Örgüt partiyi yıllardır iktidar olmamasına karşın ayakta tutuyor. Örgüte güvenmeyeceksiniz de kime güveneceksiniz. 55 yerde ön seçim yaptık, ben de örgüt de rahat etti. Ön seçimi aşıp gelenler oldu. Milletvekili arkadaşlarım parlamentoda ellerinden gelen çabayı gösteriyorlar. Hiçbir partinin göstermediği çabayı bizim milletvekillerimiz gösteriyorlar. 81 ile gidiyorlar.
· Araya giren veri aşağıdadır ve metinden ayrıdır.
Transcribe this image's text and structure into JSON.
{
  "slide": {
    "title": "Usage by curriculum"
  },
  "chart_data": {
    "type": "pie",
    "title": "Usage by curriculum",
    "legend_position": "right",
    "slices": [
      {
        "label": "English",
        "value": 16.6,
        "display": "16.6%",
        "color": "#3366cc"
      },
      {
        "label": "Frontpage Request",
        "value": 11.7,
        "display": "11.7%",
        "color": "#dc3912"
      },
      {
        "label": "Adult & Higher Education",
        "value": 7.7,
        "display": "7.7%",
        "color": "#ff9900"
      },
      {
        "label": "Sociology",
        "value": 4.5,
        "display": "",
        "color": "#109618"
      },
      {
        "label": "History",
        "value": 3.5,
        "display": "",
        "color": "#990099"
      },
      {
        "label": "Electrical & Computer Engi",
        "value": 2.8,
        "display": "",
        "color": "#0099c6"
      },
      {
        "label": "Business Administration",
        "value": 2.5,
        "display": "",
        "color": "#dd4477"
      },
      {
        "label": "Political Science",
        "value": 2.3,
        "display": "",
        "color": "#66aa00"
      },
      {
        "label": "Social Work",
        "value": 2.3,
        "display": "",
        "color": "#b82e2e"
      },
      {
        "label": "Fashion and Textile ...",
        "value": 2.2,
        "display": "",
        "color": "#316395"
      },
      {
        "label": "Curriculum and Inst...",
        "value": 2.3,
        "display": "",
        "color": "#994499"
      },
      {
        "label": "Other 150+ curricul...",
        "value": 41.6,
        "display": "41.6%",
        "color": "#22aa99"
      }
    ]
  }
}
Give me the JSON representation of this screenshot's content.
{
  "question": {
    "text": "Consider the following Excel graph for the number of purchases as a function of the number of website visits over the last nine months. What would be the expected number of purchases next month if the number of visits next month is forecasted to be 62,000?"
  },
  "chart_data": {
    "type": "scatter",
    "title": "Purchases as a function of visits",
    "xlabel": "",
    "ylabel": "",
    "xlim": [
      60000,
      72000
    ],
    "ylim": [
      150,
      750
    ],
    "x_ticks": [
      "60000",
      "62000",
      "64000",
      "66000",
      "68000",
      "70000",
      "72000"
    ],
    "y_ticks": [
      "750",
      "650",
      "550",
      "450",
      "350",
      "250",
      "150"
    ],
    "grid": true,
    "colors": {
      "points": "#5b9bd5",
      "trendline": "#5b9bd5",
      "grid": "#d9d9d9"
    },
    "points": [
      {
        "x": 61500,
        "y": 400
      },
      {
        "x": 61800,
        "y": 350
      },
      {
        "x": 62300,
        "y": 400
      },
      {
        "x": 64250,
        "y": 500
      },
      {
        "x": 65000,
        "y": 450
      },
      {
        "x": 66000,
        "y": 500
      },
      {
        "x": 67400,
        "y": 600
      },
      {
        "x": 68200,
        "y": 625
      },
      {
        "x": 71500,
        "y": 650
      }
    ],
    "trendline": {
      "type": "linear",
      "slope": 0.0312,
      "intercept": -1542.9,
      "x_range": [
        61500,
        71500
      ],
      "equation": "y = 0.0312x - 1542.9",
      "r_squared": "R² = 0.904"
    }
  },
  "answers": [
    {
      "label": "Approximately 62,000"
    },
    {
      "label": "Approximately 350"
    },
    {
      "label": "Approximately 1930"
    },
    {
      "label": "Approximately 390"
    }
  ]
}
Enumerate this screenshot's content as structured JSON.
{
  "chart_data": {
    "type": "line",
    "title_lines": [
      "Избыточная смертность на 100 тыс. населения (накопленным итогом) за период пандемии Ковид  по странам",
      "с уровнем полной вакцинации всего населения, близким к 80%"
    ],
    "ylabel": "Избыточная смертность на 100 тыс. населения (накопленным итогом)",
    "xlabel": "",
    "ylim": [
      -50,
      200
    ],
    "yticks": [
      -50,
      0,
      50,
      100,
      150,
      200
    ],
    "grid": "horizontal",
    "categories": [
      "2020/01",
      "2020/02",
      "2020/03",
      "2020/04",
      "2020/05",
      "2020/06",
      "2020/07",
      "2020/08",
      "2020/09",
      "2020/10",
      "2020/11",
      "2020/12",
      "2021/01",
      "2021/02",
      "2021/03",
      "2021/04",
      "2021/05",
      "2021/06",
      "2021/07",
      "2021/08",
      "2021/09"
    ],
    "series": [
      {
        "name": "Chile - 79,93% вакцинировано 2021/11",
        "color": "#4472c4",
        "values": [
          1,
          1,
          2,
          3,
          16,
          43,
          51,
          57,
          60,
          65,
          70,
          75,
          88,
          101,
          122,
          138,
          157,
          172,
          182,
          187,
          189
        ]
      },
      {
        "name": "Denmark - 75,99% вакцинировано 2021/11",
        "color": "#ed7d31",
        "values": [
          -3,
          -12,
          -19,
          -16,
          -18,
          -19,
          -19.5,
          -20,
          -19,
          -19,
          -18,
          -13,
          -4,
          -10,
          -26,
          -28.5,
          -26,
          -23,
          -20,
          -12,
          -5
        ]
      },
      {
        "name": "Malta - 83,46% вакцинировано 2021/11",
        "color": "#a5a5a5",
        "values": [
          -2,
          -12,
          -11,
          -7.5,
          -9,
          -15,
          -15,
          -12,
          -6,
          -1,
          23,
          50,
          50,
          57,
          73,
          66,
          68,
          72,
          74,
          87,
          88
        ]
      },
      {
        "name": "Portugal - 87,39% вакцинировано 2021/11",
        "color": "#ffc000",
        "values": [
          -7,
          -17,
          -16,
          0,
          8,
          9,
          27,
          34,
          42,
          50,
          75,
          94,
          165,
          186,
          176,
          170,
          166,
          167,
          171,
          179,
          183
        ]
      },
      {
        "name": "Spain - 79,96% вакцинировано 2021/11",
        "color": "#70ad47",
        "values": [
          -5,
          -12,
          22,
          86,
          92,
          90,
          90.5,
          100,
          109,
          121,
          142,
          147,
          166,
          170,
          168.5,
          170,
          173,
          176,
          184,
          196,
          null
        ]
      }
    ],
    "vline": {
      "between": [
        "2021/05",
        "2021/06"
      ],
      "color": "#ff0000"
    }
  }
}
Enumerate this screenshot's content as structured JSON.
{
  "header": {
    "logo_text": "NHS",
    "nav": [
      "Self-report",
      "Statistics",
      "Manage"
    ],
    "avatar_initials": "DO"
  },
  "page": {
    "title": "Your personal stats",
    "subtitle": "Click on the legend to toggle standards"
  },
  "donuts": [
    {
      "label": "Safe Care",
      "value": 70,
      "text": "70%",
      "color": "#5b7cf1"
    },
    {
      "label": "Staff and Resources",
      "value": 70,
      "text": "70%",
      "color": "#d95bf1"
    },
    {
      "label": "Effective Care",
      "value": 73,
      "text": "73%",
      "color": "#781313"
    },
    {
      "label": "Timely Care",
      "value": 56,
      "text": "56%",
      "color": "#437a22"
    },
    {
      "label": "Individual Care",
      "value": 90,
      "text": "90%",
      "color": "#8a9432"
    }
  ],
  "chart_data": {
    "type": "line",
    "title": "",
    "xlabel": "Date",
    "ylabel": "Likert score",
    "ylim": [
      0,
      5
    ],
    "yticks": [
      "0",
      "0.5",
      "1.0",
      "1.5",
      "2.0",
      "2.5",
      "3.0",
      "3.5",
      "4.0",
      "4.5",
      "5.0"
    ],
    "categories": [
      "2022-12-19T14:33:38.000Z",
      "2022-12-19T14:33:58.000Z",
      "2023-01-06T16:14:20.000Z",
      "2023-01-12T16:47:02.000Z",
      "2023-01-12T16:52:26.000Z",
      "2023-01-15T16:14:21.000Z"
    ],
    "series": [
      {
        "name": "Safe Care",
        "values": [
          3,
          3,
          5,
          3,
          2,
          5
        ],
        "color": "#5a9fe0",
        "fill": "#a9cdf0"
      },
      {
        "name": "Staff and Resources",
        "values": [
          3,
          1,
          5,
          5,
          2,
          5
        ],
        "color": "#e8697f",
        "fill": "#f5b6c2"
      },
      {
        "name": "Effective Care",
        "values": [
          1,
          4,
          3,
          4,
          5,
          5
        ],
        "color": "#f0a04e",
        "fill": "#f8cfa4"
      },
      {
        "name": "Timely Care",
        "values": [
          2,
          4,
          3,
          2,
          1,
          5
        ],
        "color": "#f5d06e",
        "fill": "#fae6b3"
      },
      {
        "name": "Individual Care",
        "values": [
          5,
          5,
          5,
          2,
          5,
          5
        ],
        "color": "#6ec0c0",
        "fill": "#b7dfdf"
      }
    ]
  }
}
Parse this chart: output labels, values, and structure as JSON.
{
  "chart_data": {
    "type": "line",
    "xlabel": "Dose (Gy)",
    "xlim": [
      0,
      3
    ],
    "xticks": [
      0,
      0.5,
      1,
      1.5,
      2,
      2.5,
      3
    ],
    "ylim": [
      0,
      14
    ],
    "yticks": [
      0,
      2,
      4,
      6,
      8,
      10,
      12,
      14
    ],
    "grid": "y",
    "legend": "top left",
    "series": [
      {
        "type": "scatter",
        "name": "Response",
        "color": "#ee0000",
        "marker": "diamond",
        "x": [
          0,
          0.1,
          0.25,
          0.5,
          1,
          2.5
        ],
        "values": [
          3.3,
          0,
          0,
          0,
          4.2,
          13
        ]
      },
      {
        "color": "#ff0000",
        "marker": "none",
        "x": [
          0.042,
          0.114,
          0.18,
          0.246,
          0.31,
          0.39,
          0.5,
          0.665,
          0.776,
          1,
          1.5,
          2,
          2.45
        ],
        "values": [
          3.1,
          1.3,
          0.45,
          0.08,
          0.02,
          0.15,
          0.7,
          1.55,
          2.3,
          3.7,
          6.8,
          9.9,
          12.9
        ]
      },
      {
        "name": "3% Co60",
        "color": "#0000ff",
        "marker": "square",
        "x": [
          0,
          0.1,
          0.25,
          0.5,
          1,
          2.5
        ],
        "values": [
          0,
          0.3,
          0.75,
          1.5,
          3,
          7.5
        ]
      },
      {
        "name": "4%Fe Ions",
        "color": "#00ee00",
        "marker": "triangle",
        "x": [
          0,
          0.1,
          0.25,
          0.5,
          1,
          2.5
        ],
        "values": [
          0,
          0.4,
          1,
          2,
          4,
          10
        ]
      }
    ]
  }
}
'KÜRT SORUNUNU ÇÖZECEK PARTİ CHP'DİR'
İktidar partisinin ve yandaşlarının en çok kullandıkları cümle şuydu: "CHP Sivas'tan öteye gidemez." CHP bugün Avrupa'ya da, Amerika'ya da gidebiliyor. Diyarbakır'a da, Hakkari'ye de niye gitmeyelim? Kürt sorununu çözecek olan parti, CHP'dir. CHP dışında hiç kimse bu sorunu çözemez. CHP, demokrasi ve özgürlük bağlamında bu sorunu çözecek. 15 yıldır çözemediler, şehitler üzerinden siyaset yapıyorlar. Kendi çocuklarını askere göndermemek için her türlü dümeni çevir. Bu oyunu da Türkiye'nin görmesi lazım. 7 Haziran'dan sonra bir süre sonra yeniden seçime gittik. Tamamımız merkez yoklaması ile parlamentoya geldi. Bir düzenleme yaptık, ön seçimden gelen arkadaşların tekrar ön seçime gitmelerini doğru bulmadım. O arkadaşların tamamını yeniden bulundukları konumlarla seçime gittik. Ön seçime verdiğimiz değeri ve önemi gösteriyor bu. Parti içi demokratik yarış kültürünü yerleştirmek için 8 yıldır mücadele veriyorum. Hastalıklı eski alışkanlıklarla ne yazık ki hala bu parti kültürünü arzu ettiğim oranda partiye yerleştiremedim ama bunun mücadelesini mutlaka yapacağım.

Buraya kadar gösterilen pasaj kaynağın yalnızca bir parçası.